On naît tous un jour ...





J'ai eu la chance ou la malchance de naître aîné dans une famille riche. Ma mère était une des fiére descendante des Médicis, ainsi je devenais l'un des prétendant au trône de Florence tandis que mon père appartenait à une branche ,certes bâtarde, mais d'un certain pouvoir, de la famille royale. M'inscrivant dans un contexte ou les histoires de successions font hégémonie, je me promettais en sortant du ventre de ma mère à un avenir politique certain, m'assurant par la même occasion à un statut social élevé, appartenant à la haute noblesse je devais devenir le héraut d'une dynastie fière de ses origines. Le nom De Veaucourt est respecté à travers la France. Mon père, entre autres activités gérait ses terres en Bretagne, en Anjou et en Poitou , mais son activité principale se situait en Provence à Marseille où il gérait une partie du commerce d'épice venus d'Afrique et d'Orient. Ainsi, outre le pouvoir politique des De Veaucourt, je devenais l'héritier d'un empire commercial important. En soit, je vivais sur l'or.

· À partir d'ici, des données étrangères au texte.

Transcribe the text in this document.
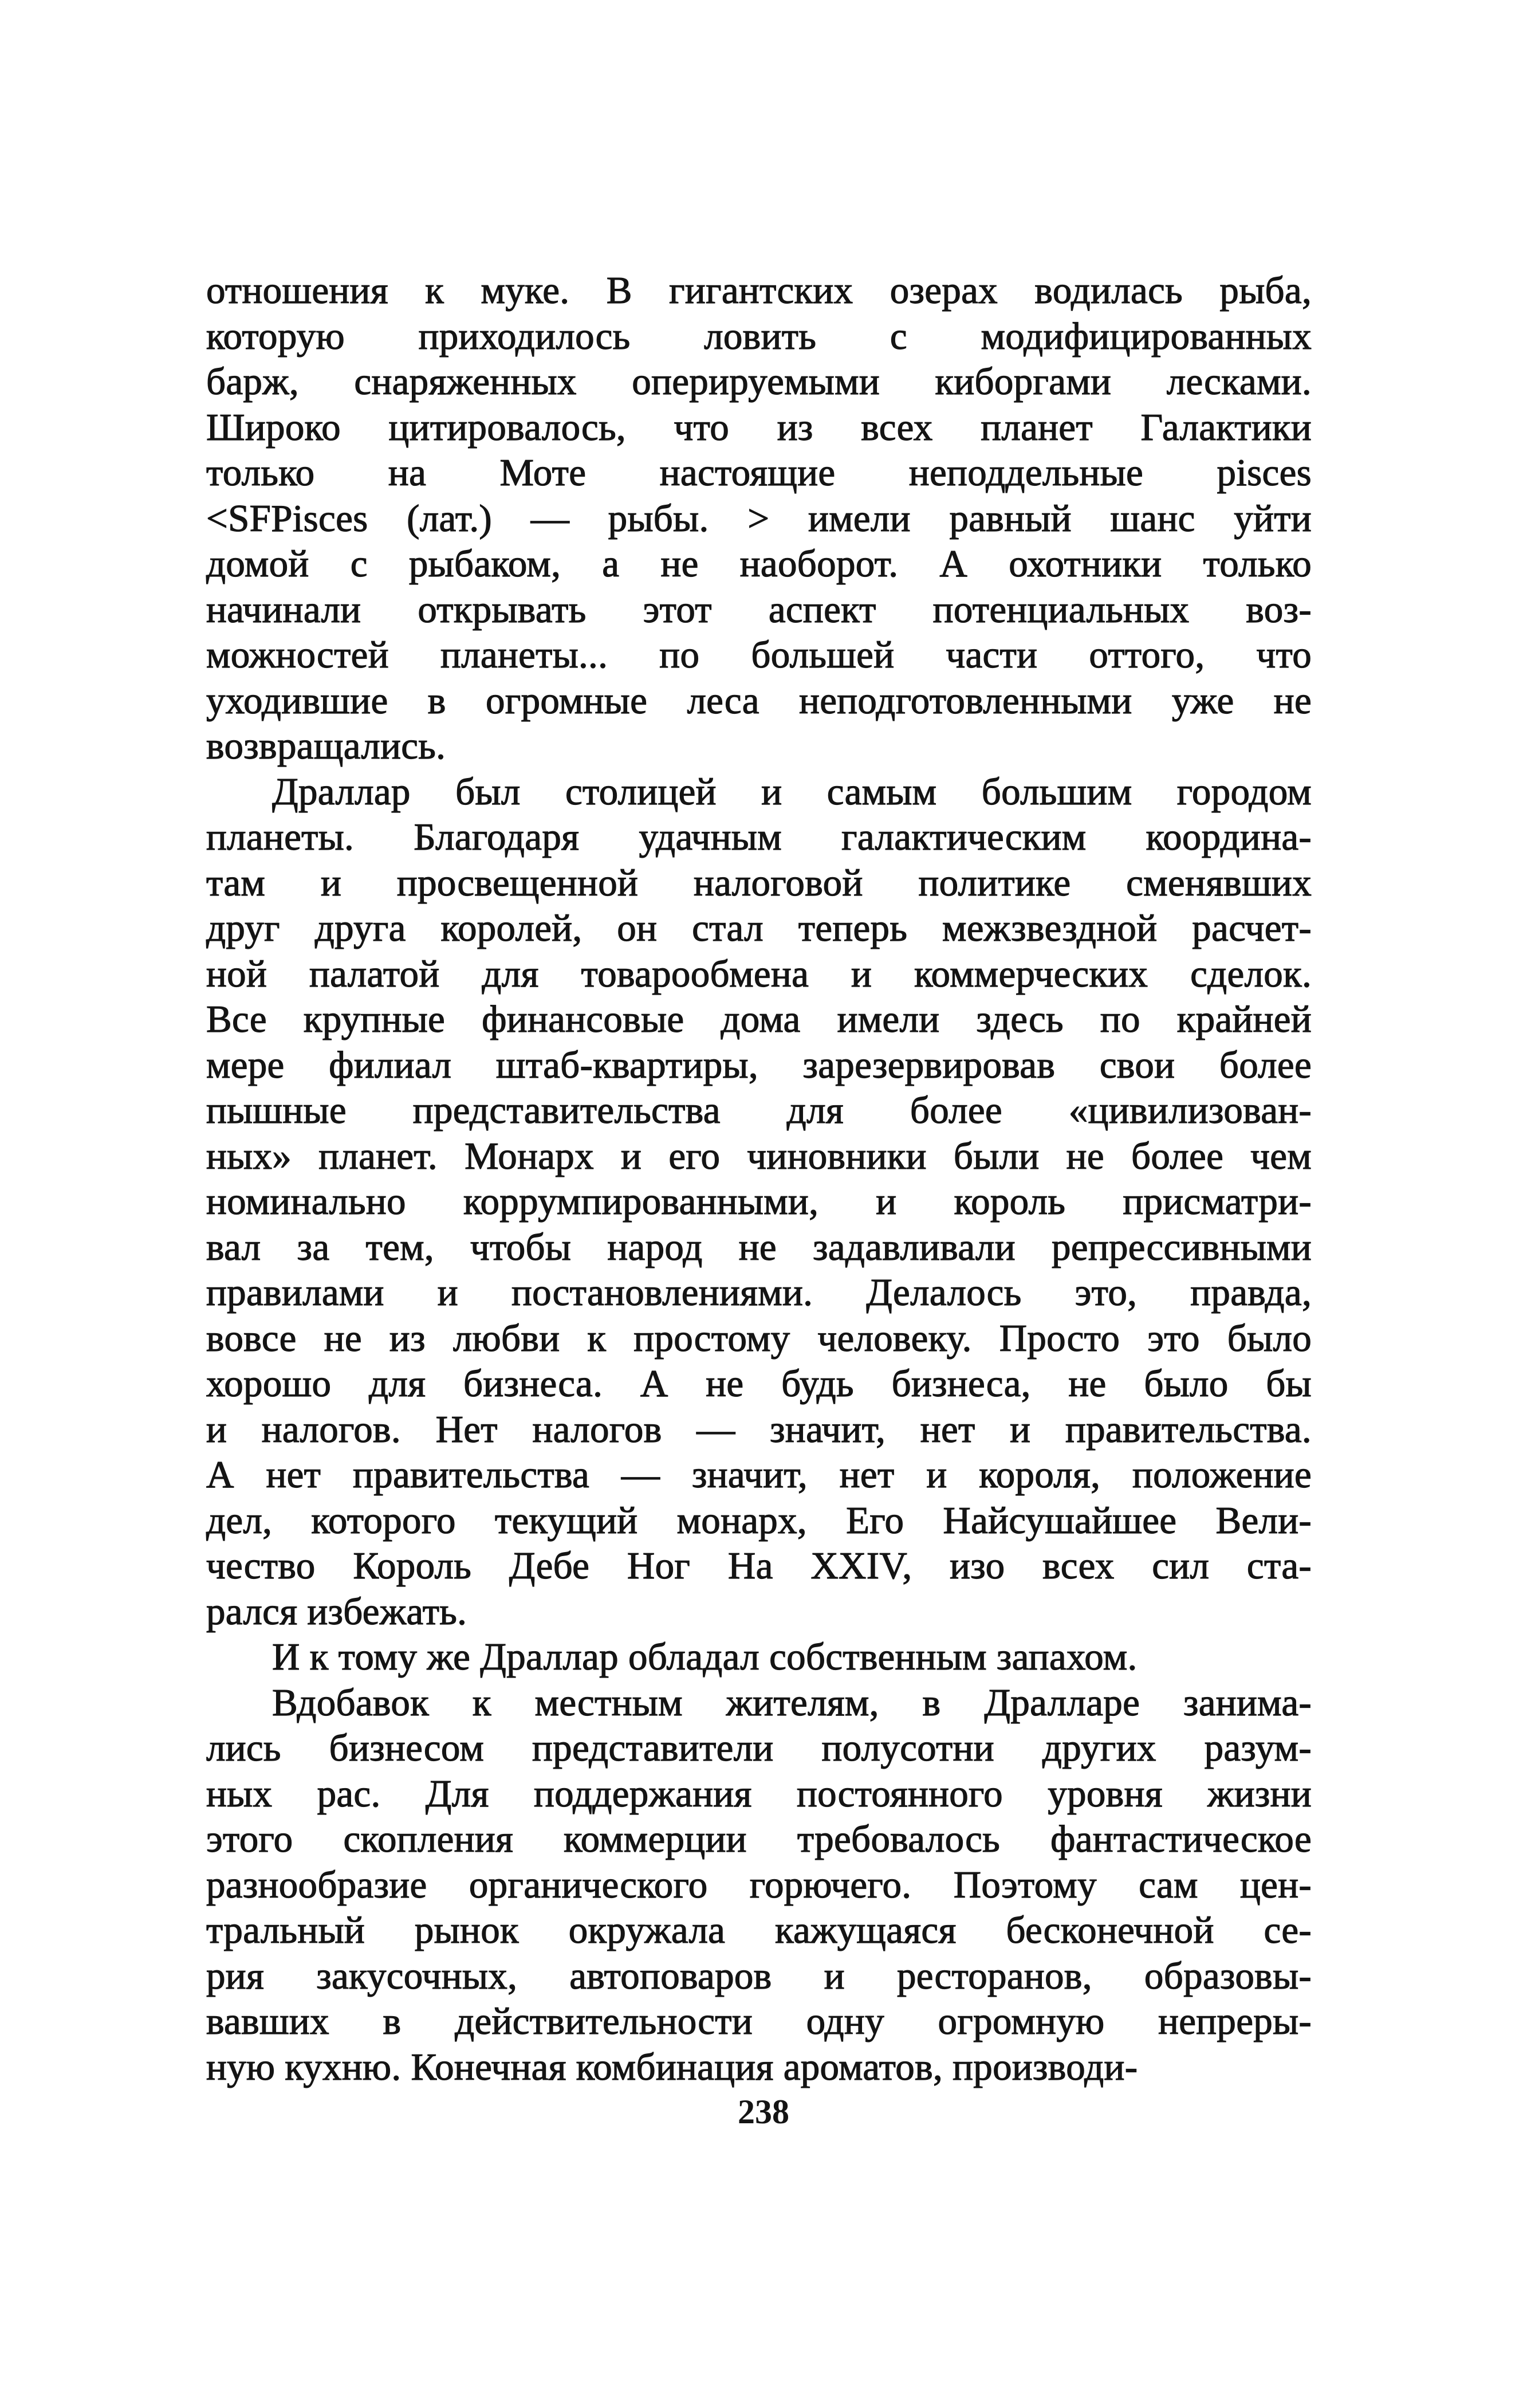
отношения к муке. В гигантских озерах водилась рыба,
которую приходилось ловить с модифицированных
барж, снаряженных оперируемыми киборгами лесками.
Широко цитировалось, что из всех планет Галактики
только на Моте настоящие неподдельные pisces
<SFPisces (лат.) — рыбы. > имели равный шанс уйти
домой с рыбаком, а не наоборот. А охотники только
начинали открывать этот аспект потенциальных воз-
можностей планеты... по большей части оттого, что
уходившие в огромные леса неподготовленными уже не
возвращались.

Драллар был столицей и самым большим городом
планеты. Благодаря удачным галактическим координа-
там и просвещенной налоговой политике сменявших
друг друга королей, он стал теперь межзвездной расчет-
ной палатой для товарообмена и коммерческих сделок.
Все крупные финансовые дома имели здесь по крайней
мере филиал штаб-квартиры, зарезервировав свои более
пышные представительства для более «цивилизован-
ных» планет. Монарх и его чиновники были не более чем
номинально коррумпированными, и король присматри-
вал за тем, чтобы народ не задавливали репрессивными
правилами и постановлениями. Делалось это, правда,
вовсе не из любви к простому человеку. Просто это было
хорошо для бизнеса. А не будь бизнеса, не было бы
и налогов. Нет налогов — значит, нет и правительства.
А нет правительства — значит, нет и короля, положение
дел, которого текущий монарх, Его Найсушайшее Вели-
чество Король Дебе Ног На XXIV, изо всех сил ста-
рался избежать.

И к тому же Драллар обладал собственным запахом.

Вдобавок к местным жителям, в Дралларе занима-
лись бизнесом представители полусотни других разум-
ных рас. Для поддержания постоянного уровня жизни
этого скопления коммерции требовалось фантастическое
разнообразие органического горючего. Поэтому сам цен-
тральный рынок окружала кажущаяся бесконечной се-
рия закусочных, автоповаров и ресторанов, образовы-
вавших в действительности одну огромную непреры-
ную кухню. Конечная комбинация ароматов, производи-

238
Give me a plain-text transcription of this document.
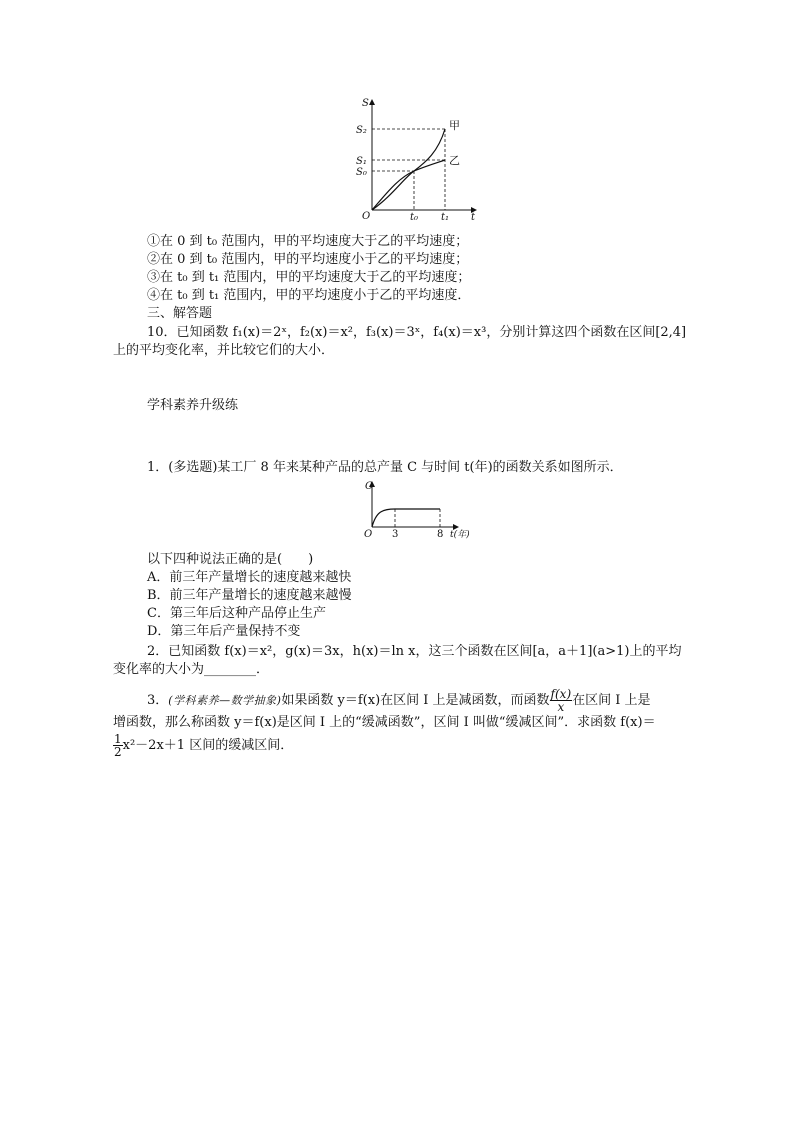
S
t
O
S₂
S₁
S₀
t₀ t₁
甲
乙
C
O 3	8 t(年)
①在 0 到 t₀ 范围内，甲的平均速度大于乙的平均速度；
②在 0 到 t₀ 范围内，甲的平均速度小于乙的平均速度；
③在 t₀ 到 t₁ 范围内，甲的平均速度大于乙的平均速度；
④在 t₀ 到 t₁ 范围内，甲的平均速度小于乙的平均速度．
三、解答题
10．已知函数 f₁(x)＝2ˣ，f₂(x)＝x²，f₃(x)＝3ˣ，f₄(x)＝x³，分别计算这四个函数在区间[2,4]
上的平均变化率，并比较它们的大小．
学科素养升级练
1．(多选题)某工厂 8 年来某种产品的总产量 C 与时间 t(年)的函数关系如图所示．
以下四种说法正确的是(　　)
A．前三年产量增长的速度越来越快
B．前三年产量增长的速度越来越慢
C．第三年后这种产品停止生产
D．第三年后产量保持不变
2．已知函数 f(x)＝x²，g(x)＝3x，h(x)＝ln x，这三个函数在区间[a，a＋1](a>1)上的平均
变化率的大小为________．
3．(学科素养—数学抽象)如果函数 y＝f(x)在区间 I 上是减函数，而函数 $\frac{f(x)}{x}$ 在区间 I 上是
增函数，那么称函数 y＝f(x)是区间 I 上的“缓减函数”，区间 I 叫做“缓减区间”．求函数 f(x)＝
$\frac{1}{2} x^2-2x+1$ 区间的缓减区间．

Mon père qui vivait sur un lit d'or avait une vision fanatique de la religion, poussant à l'extrême les Saintes Ecritures, je fus élevé les premières années dans une austérité absolue. Nous ne vivions pas au même endroits de façon constante, mon père migrait entre ses châteaux en Bretagne, Anjou et Poitou et notre hôtel à Marseille. Les premières années de ma vie se passèrent à Marseille. Marseille est une ville splendide, carrefour entre la France et L'Orient, c'est un mélange de culture impressionnant. Quelques fois dans ma jeunesse j'ai accompagné mon père jusqu'aux grandes villes arabes. Elles sont magnifiques. J'aimais le soleil à l'époque, j'aimais l'odeur de la mer, celle des épices. Mère était florentine jusqu'où bout des ongles. Elle tenait des Médicis son port de tête hautain, ses manières coquettes et surtout son avidité, son habitude au complot, le fait qu'elle parvienne à participer à la vie politique, cacher dans l'ombre. On dit que les femmes sont faibles, qu'elles n'ont aucun pouvoir. Ma mère prouve le contraire. Moins dure que son mari, c'était la vague de douceur qui jugulait avec la dureté du patriarche. C'était une femme instruite, qui aimait la musique et les lettres. Souvent, l'été, lorsque père était bien trop occupé avec ses affaires, nous partions quelques mois à Florence. C'est ici que j'ai appris l'Italien.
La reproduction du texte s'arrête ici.